One in Five U.S. Adolescents Has Hearing Loss, Researchers Find
Hearing loss among U.S. adolescents has surged, probably because of the use of devices such as earbuds for listening to music, doctors say.
Researchers surveyed a sample of children ages 12 to 19 in 2005 and 2006 and found that 19.5 percent had some hearing loss, compared with 14.9 percent in a study covering the years 1988 to 1994, according to a report published today in the Journal of the American Medical Association. Hearing loss of 25 decibels or more -- enough that the children were often aware of the deficit -- increased to 5.3 percent of the sample, from 3.5 percent in the earlier group.
Listening to loud sounds through earbuds -- the tiny electronic speakers that fit into ears, for use with personal music players -- is probably the main reason that more adolescents are losing some of their hearing, said William Slattery, director of clinical studies at the House Ear Institute, a Los Angeles medical practice, who wasn’t involved in today’s study.
“Once you have hearing loss, there’s a greater risk of that hearing loss progressing as you get older,” Slattery, a clinical professor in the Department of Otolaryngology at the University of Southern California in Los Angeles, said today in a telephone interview. “Here is a major study that demonstrates that teenagers are having hearing loss in a significant percent of children. It can happen and it does happen.”
Teens and parents need to be told that hearing loss from noise that occurs early in life isn’t reversible, he said.
Effect in School
Hearing loss may affect teenagers’ social development and education, said Gary Curhan, an author of the study, who is an associate professor of medicine at Harvard Medical School and a physician at Brigham & Women’s Hospital in Boston.
“In an educational setting, even kids with slight hearing loss do not perform as well as those with normal hearing,” Curhan said in a telephone interview on Aug. 13. “It’s potentially preventable.”

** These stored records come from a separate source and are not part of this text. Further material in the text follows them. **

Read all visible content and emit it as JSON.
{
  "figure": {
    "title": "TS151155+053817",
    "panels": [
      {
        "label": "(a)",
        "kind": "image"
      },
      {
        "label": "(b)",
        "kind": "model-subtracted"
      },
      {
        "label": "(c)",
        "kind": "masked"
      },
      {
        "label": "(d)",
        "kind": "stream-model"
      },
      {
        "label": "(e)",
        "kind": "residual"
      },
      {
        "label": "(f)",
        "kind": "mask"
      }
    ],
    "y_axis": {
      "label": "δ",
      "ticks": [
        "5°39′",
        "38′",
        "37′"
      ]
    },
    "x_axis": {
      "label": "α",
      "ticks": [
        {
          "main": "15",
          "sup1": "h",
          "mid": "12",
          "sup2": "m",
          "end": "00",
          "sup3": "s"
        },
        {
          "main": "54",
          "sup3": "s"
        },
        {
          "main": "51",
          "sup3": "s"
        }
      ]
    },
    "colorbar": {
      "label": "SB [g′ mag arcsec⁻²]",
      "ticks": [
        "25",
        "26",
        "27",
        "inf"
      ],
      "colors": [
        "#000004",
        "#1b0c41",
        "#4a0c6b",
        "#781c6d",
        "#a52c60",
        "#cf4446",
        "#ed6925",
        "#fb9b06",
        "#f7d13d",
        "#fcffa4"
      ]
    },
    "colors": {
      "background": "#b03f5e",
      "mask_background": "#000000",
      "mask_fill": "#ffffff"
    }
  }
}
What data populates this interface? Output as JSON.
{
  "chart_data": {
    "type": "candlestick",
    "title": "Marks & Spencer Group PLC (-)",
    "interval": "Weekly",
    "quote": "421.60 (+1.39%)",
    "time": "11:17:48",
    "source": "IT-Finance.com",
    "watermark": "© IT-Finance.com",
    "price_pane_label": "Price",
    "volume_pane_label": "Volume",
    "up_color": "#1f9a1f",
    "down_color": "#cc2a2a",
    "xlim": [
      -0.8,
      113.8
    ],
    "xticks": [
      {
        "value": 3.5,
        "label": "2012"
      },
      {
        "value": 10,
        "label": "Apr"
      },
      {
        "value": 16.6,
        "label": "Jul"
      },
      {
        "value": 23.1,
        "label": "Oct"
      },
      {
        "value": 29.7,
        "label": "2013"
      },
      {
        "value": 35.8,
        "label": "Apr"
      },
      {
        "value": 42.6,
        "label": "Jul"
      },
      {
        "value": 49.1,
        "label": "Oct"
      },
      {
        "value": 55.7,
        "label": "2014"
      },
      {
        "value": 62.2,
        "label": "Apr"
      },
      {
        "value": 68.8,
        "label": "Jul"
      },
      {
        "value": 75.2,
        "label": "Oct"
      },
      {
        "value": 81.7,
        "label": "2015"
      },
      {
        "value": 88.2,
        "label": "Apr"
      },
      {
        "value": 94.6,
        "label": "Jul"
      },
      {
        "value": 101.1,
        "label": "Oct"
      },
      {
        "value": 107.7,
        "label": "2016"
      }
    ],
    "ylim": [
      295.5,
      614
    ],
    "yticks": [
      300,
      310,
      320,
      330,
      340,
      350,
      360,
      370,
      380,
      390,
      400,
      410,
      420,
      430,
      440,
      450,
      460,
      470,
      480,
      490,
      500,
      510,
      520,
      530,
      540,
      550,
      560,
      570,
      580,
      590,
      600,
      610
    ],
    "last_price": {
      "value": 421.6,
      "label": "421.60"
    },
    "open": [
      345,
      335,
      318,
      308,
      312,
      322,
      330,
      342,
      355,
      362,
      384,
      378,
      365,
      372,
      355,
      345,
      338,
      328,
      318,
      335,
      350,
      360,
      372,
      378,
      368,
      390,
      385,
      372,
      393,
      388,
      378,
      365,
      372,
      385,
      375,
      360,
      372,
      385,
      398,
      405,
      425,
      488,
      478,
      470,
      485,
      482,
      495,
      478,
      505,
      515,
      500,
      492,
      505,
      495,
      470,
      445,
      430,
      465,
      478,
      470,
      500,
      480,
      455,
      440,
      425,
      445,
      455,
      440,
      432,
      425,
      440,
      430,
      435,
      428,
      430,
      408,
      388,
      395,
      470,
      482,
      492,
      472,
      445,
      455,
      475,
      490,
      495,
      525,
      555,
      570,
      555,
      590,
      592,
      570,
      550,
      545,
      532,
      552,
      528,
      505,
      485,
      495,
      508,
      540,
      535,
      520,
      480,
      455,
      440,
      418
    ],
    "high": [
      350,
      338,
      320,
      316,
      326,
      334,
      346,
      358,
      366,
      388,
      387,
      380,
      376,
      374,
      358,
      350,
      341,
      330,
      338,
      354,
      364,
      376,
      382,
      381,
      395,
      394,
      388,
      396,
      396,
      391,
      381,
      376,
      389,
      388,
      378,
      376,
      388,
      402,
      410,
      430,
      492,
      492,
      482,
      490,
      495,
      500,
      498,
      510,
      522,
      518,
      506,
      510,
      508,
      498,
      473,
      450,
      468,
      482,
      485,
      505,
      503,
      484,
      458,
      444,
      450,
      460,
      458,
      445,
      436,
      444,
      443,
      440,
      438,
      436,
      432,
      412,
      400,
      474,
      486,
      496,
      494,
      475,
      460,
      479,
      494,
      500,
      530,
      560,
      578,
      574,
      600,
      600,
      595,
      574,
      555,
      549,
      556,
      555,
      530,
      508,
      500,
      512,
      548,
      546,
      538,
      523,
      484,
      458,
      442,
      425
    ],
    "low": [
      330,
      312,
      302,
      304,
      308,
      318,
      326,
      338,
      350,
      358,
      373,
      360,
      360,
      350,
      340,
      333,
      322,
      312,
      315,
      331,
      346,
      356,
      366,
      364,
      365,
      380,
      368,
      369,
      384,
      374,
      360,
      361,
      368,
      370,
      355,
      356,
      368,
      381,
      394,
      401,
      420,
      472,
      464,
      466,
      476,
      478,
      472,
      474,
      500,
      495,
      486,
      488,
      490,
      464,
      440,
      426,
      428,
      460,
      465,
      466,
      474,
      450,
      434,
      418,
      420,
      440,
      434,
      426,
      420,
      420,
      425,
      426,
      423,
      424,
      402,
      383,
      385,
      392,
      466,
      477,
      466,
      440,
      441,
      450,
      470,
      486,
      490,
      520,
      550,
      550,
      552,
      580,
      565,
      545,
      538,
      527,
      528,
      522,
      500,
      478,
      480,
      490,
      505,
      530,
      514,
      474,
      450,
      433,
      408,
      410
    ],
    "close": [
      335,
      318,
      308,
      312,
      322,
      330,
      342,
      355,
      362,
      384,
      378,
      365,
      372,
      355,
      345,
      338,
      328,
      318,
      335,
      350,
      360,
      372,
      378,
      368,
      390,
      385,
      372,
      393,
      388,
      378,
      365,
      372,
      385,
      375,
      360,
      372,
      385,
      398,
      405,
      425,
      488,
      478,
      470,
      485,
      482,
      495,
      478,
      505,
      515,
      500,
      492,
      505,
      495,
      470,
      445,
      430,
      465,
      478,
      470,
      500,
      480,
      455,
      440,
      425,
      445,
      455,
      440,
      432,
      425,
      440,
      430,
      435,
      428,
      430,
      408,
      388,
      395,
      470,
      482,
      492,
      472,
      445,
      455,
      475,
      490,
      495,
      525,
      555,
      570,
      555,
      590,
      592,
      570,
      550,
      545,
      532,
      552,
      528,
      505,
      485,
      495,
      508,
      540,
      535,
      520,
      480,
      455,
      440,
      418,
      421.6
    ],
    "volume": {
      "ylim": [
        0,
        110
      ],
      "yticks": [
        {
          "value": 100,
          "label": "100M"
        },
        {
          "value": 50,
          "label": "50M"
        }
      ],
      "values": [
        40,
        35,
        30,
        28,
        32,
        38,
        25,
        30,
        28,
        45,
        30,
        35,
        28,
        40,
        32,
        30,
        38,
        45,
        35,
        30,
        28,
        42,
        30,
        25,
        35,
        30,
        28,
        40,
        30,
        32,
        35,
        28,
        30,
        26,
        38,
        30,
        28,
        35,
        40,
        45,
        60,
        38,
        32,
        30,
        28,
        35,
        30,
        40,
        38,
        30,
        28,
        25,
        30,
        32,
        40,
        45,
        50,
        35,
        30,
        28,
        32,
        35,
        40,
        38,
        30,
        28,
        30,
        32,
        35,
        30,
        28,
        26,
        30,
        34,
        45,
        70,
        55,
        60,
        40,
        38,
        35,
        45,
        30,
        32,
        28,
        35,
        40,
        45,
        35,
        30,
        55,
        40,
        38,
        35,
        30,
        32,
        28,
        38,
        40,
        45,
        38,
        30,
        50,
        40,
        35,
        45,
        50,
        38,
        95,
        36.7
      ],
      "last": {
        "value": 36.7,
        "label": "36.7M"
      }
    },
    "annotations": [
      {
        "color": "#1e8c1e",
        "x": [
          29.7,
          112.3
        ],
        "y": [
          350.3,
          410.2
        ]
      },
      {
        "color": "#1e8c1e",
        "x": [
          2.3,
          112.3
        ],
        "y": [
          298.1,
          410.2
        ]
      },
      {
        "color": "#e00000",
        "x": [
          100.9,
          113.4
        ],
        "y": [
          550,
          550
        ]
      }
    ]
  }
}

Curhan said parents whose kids are doing poorly in school may want to get the children’s hearing tested because most people with a slight hearing loss don’t know a problem exists.
The researchers examined data from the 2005-2006 National Health & Nutrition Examination Survey and the one conducted from 1988 to 1994.
Boys at Risk
The study showed that males had a higher rate of hearing loss than females. The researchers also found that teens whose families were below the poverty line were more likely to have impaired hearing.
Among the signs of potential hearing loss are asking that things be repeated, having difficulty following directions, listening to the television at a loud volume, having problems with speech and language, and having trouble identifying sounds, said Denise Miller-Hansen, a pediatric audiologist at Children’s Mercy Hospitals & Clinics, in Kansas City, Missouri, who wasn’t involved in today’s study.
“The key to prevention is education and getting it out there in the public domain so that people know about hearing loss and the possibility of hearing loss in children,” Miller- Hansen said today in a telephone interview. “We also need studies to look at causative factors for the hearing loss.”
Curhan said it’s unclear how loud and how long teens need to listen to personal music players such as Apple Inc.’s iPod for hearing loss to occur. Parents can set a volume limit on their children’s iPods and lock them with a code.
In December, Apple won a federal appeals court ruling upholding dismissal of a lawsuit that claimed the iPod and headsets sold with it are defective and the company doesn’t adequately warn about the possibility of hearing loss.
Today’s study was sponsored by the Massachusetts Eye & Ear Infirmary Foundation and the Vanderbilt University School of Medicine Development Funds.